Sono numerose le testimonianze di persone affette da sindrome di SAPHO che sono in remissione, grazie a farmaci correttamente prescritti e testati, agli integratori e ad una dieta speciale.
L’integratore AHCC può aiutare a dare sollievo dall’infiammazione cronica, grazie al suo effetto immunomodulante, antinfiammatorio e antiossidante.

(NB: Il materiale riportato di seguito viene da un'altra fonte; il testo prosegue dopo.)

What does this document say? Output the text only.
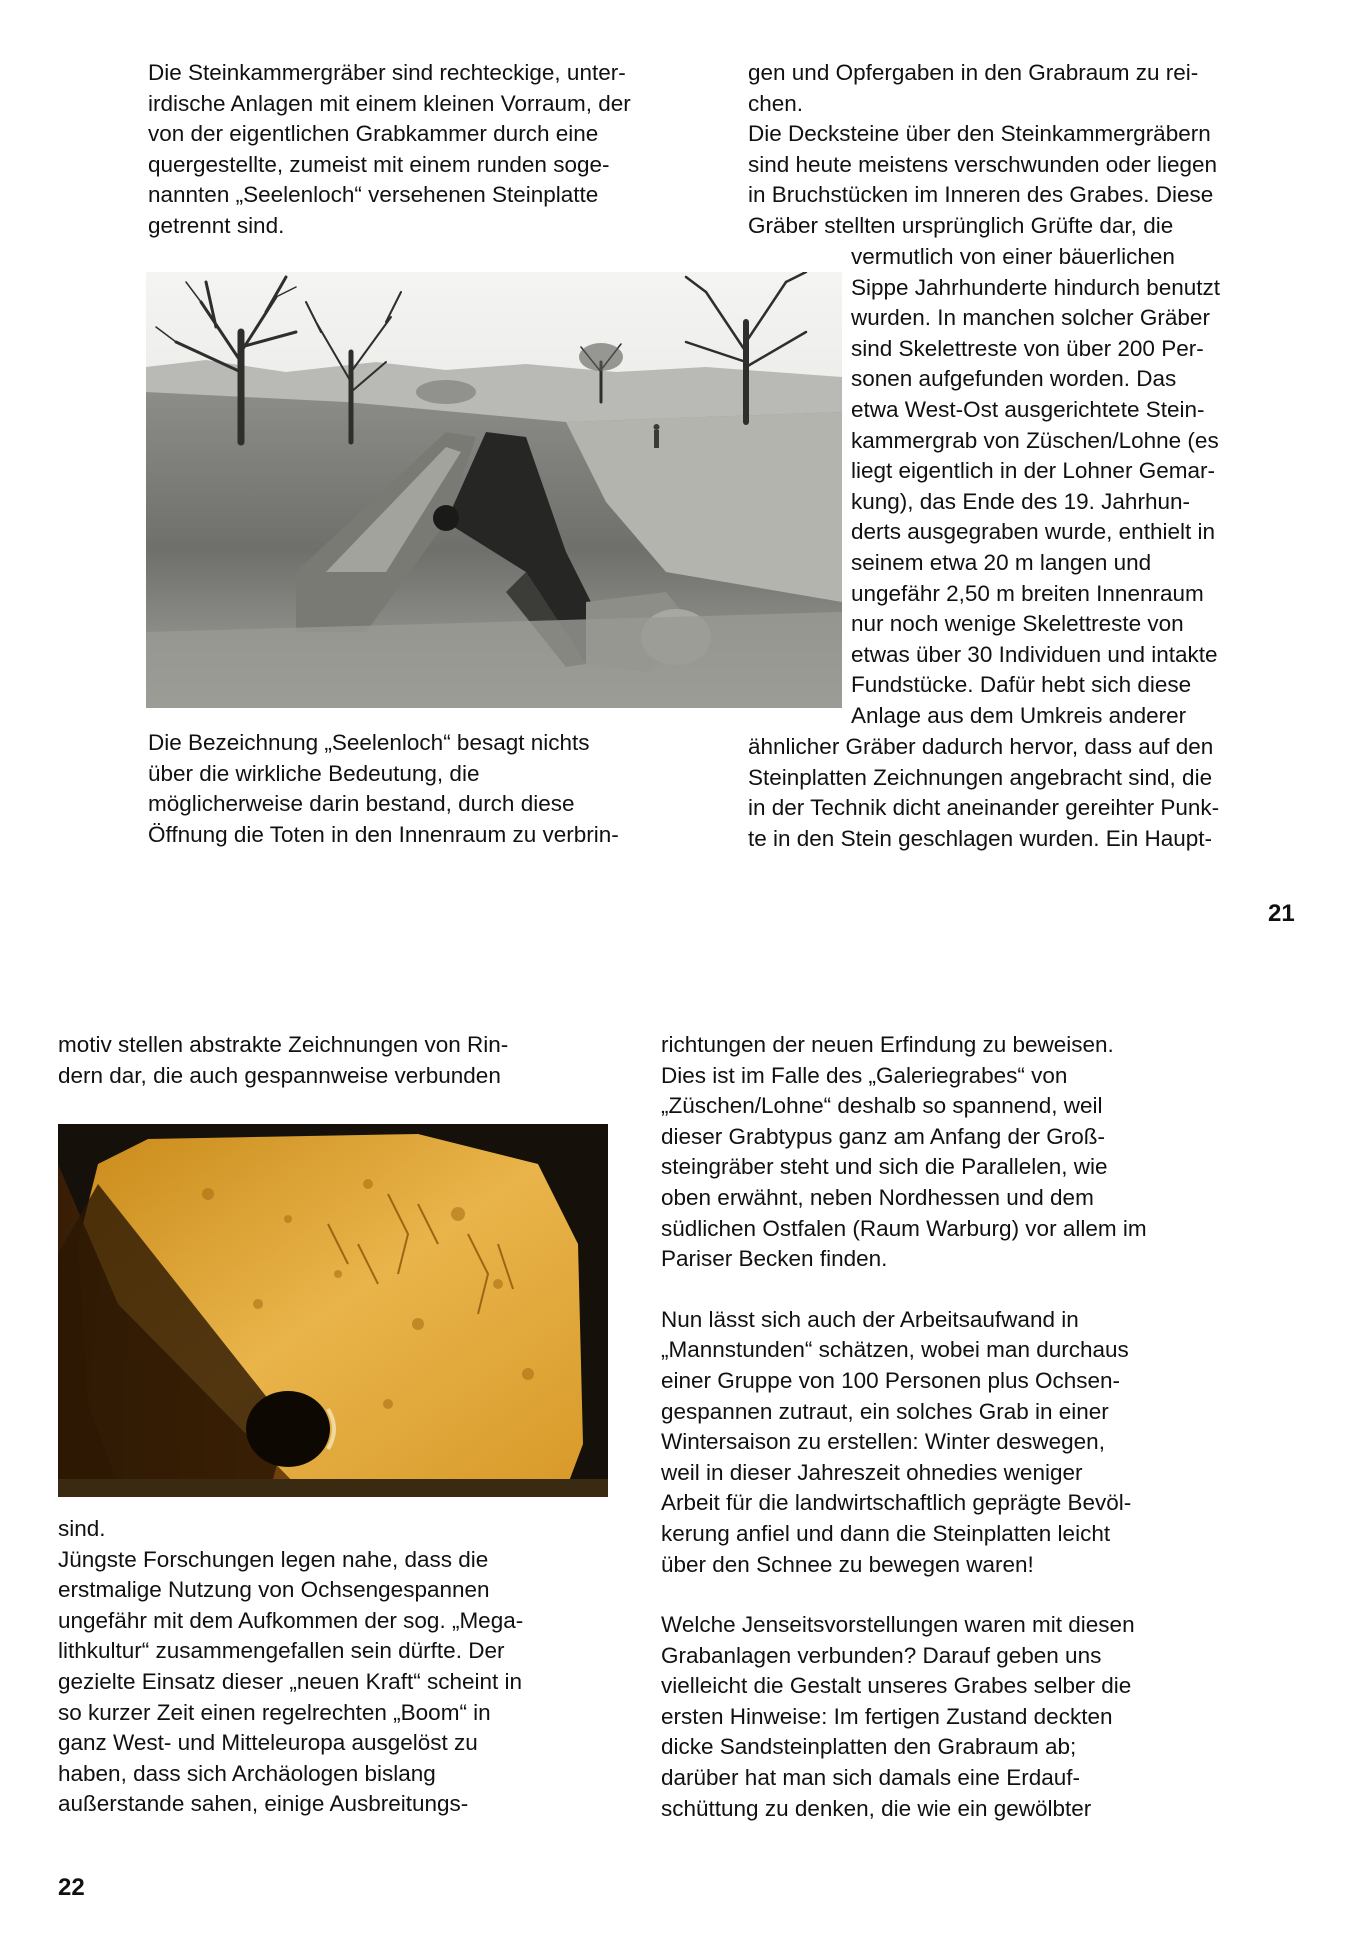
Die Steinkammergräber sind rechteckige, unter-
irdische Anlagen mit einem kleinen Vorraum, der
von der eigentlichen Grabkammer durch eine
quergestellte, zumeist mit einem runden soge-
nannten „Seelenloch“ versehenen Steinplatte
getrennt sind.
gen und Opfergaben in den Grabraum zu rei-
chen.
Die Decksteine über den Steinkammergräbern
sind heute meistens verschwunden oder liegen
in Bruchstücken im Inneren des Grabes. Diese
Gräber stellten ursprünglich Grüfte dar, die
vermutlich von einer bäuerlichen
Sippe Jahrhunderte hindurch benutzt
wurden. In manchen solcher Gräber
sind Skelettreste von über 200 Per-
sonen aufgefunden worden. Das
etwa West-Ost ausgerichtete Stein-
kammergrab von Züschen/Lohne (es
liegt eigentlich in der Lohner Gemar-
kung), das Ende des 19. Jahrhun-
derts ausgegraben wurde, enthielt in
seinem etwa 20 m langen und
ungefähr 2,50 m breiten Innenraum
nur noch wenige Skelettreste von
etwas über 30 Individuen und intakte
Fundstücke. Dafür hebt sich diese
Anlage aus dem Umkreis anderer
Die Bezeichnung „Seelenloch“ besagt nichts
über die wirkliche Bedeutung, die
möglicherweise darin bestand, durch diese
Öffnung die Toten in den Innenraum zu verbrin-
ähnlicher Gräber dadurch hervor, dass auf den
Steinplatten Zeichnungen angebracht sind, die
in der Technik dicht aneinander gereihter Punk-
te in den Stein geschlagen wurden. Ein Haupt-
21
motiv stellen abstrakte Zeichnungen von Rin-
dern dar, die auch gespannweise verbunden
sind.
Jüngste Forschungen legen nahe, dass die
erstmalige Nutzung von Ochsengespannen
ungefähr mit dem Aufkommen der sog. „Mega-
lithkultur“ zusammengefallen sein dürfte. Der
gezielte Einsatz dieser „neuen Kraft“ scheint in
so kurzer Zeit einen regelrechten „Boom“ in
ganz West- und Mitteleuropa ausgelöst zu
haben, dass sich Archäologen bislang
außerstande sahen, einige Ausbreitungs-
richtungen der neuen Erfindung zu beweisen.
Dies ist im Falle des „Galeriegrabes“ von
„Züschen/Lohne“ deshalb so spannend, weil
dieser Grabtypus ganz am Anfang der Groß-
steingräber steht und sich die Parallelen, wie
oben erwähnt, neben Nordhessen und dem
südlichen Ostfalen (Raum Warburg) vor allem im
Pariser Becken finden.
Nun lässt sich auch der Arbeitsaufwand in
„Mannstunden“ schätzen, wobei man durchaus
einer Gruppe von 100 Personen plus Ochsen-
gespannen zutraut, ein solches Grab in einer
Wintersaison zu erstellen: Winter deswegen,
weil in dieser Jahreszeit ohnedies weniger
Arbeit für die landwirtschaftlich geprägte Bevöl-
kerung anfiel und dann die Steinplatten leicht
über den Schnee zu bewegen waren!
Welche Jenseitsvorstellungen waren mit diesen
Grabanlagen verbunden? Darauf geben uns
vielleicht die Gestalt unseres Grabes selber die
ersten Hinweise: Im fertigen Zustand deckten
dicke Sandsteinplatten den Grabraum ab;
darüber hat man sich damals eine Erdauf-
schüttung zu denken, die wie ein gewölbter
22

Derivato da una frazione unica del micelio del fungo shiitake, AHCC contiene polisaccaridi lineari a basso peso molecolare (alfa e beta glucani) noti in medicina per modulare l’iperattività del sistema immunitario.
Una serie di ricerche ha dimostrato che AHCC supporta la risposta immunitaria e contribuisce a regolare i livelli delle citochine e l’attività delle cellule Natural Killer.
Secondo alcuni studi, l’azione di AHCC si esplica attraverso la regolazione di recettori presenti sui leucociti, che inducono l’immunità a reagire verso elementi estranei piuttosto che contro componenti dell’organismo stesso (autoimmunità).
Per questo motivo AHCC può essere un integratore utile nella sindrome di SAPHO, per combattere i batteri che scatenano l’autoinfiammazione, orchestrare la risposta immunitaria e sostenere le difese naturali contro agenti estranei.
Grazie al basso peso molecolare, dopo l’assunzione l’integratore AHCC viene assorbito nell’intestino tenue ed entra in circolo senza subire modificazioni metaboliche, espletando i suoi effetti negli organi e nei tessuti e specialmente sui macrofagi che lo internalizzano e lo trasportano nel midollo osseo e nel sistema reticolo endoteliale.
L’assunzione di AHCC come integrazione alla dieta e coadiuvante del trattamento farmacologico deve prima essere valutata dal medico curante.